I've been cooking and baking a lot these days. I think it might be because I am so partial to the kitchen space in this house and I have finally gotten my hands on some much needed kitchen tools. Also, in Ithaca there are tons of opportunities to buy local - the Piggery, which is right down the road from my home, sells local produce and meats as well as locally grown and milled flours. They are one of my new faves - and because of their great variety and pricing it just adds to my ever growing excitement for cooking and baking happy, healthy foods!
I've been dreaming of the days that I can bake bread on Sundays for the week. It's not always as easy as it seems because often times it can take several hours of commitment and - if you're not graceful (like me) it's likely that you'll have flour all over everything by the time you're finished. I'll ease into this goal, I think. It's something I'd really like to do - I feel like it's much healthier than most of the store bought brands and generally cheaper as well.
I got this cockamamie idea that I wanted to try my hand at sour dough - which meant that I either needed to by a sour dough starter kit or create my own. I decided to have someone get it going for me and went with this amazing little company called Breadtopia. Their site is beautiful - tons of resources and recipes, video tutorials and the like for all types of breads and goodies. They sent me a small sand-dollar sized piece of sour dough starter in a package just a couple of days after my online order. You can also make your own starter or opt for a powdered starter, which you can purchase through the Breadtopia site as well.
It takes a couple of days to get this starter ready for your recipe - but it's absolutely worth it and it's fun. Sort of like a mini-science experiment in your kitchen. After all is said and done - you will feel so excited and proud when you finally get to see (and chomp) the finished product! What's great is you can share your ever-growing starter with friends/family/neighbors or continue to keep it growing with weekly maintenance (or dry/freeze it) for later use. I wish you all the best of luck in your adventures of sour dough if you so choose to do it! I assure you, it is well worth it!

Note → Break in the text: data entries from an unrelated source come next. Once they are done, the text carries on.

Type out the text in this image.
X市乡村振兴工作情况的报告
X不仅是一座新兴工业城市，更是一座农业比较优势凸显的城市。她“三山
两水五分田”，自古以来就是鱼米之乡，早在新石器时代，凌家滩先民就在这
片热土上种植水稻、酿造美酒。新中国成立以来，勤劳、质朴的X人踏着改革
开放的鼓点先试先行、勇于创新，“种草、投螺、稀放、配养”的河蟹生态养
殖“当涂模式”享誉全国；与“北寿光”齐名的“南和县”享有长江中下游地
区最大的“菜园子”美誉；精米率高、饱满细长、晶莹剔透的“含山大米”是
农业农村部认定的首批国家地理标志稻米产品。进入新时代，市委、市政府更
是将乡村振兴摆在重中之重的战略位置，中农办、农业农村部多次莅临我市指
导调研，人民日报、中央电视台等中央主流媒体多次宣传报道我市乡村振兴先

NO-KNEAD SOUR DOUGH RECIPE
3 1/2 cups of all-purpose flour (you can use just about any flour your prefer)
1/4 cup sourdough starter
1 1/2 teaspoons kosher salt
1 1/2 cups purified water
In a large bowl mix together your flour and salt. In another bowl stir your sourdough starter into your water so it dissolves.
Next, pour the water and starter liquid into your flour mixture and mix. Don't knead too much. Cover your dough tightly with plastic wrap and set aside to rise for 18 hours.
Heavily flour your work surface, I put parchment paper down to avoid too much flour going all over the place! Set your dough toward the center of your lightly floured surface and flatten a bit. You want to the fold the dough into thirds on top of itself and then in half again until it forms somewhat of a ball. Cover your dough with plastic wrap on your countertop and let it rest for 15 minutes.
For the final proofing - transfer your ball of dough into a large floured bowl and cover with a kitchen towel. Let it rise for 2 hours
After an hour and a half of rising, pre-heat oven to 500 degrees and place your french oven or other means to bake your bread in the oven to pre-heat as well. (I used a Havill Pottery locally-handcrafted porcelain and white-clay stoneware bowl and lid that Matt's mom gave to me for Christmas. I LOVE cooking and baking with it - and I highly recommend!)
After thirty minutes, carefully remove your hot pot from the oven and gently place your dough inside. You can make a couple of slits on the top of the dough to make it pretty, if you wish!
Cover your french oven or pot and place it into the oven. Bake for 30 minutes at 500 degrees. After the thirty minutes, remove the lid and reduce your oven temperature to 450. Bake for an additional 15 minutes.
Remove from the oven and place on a cooling rack.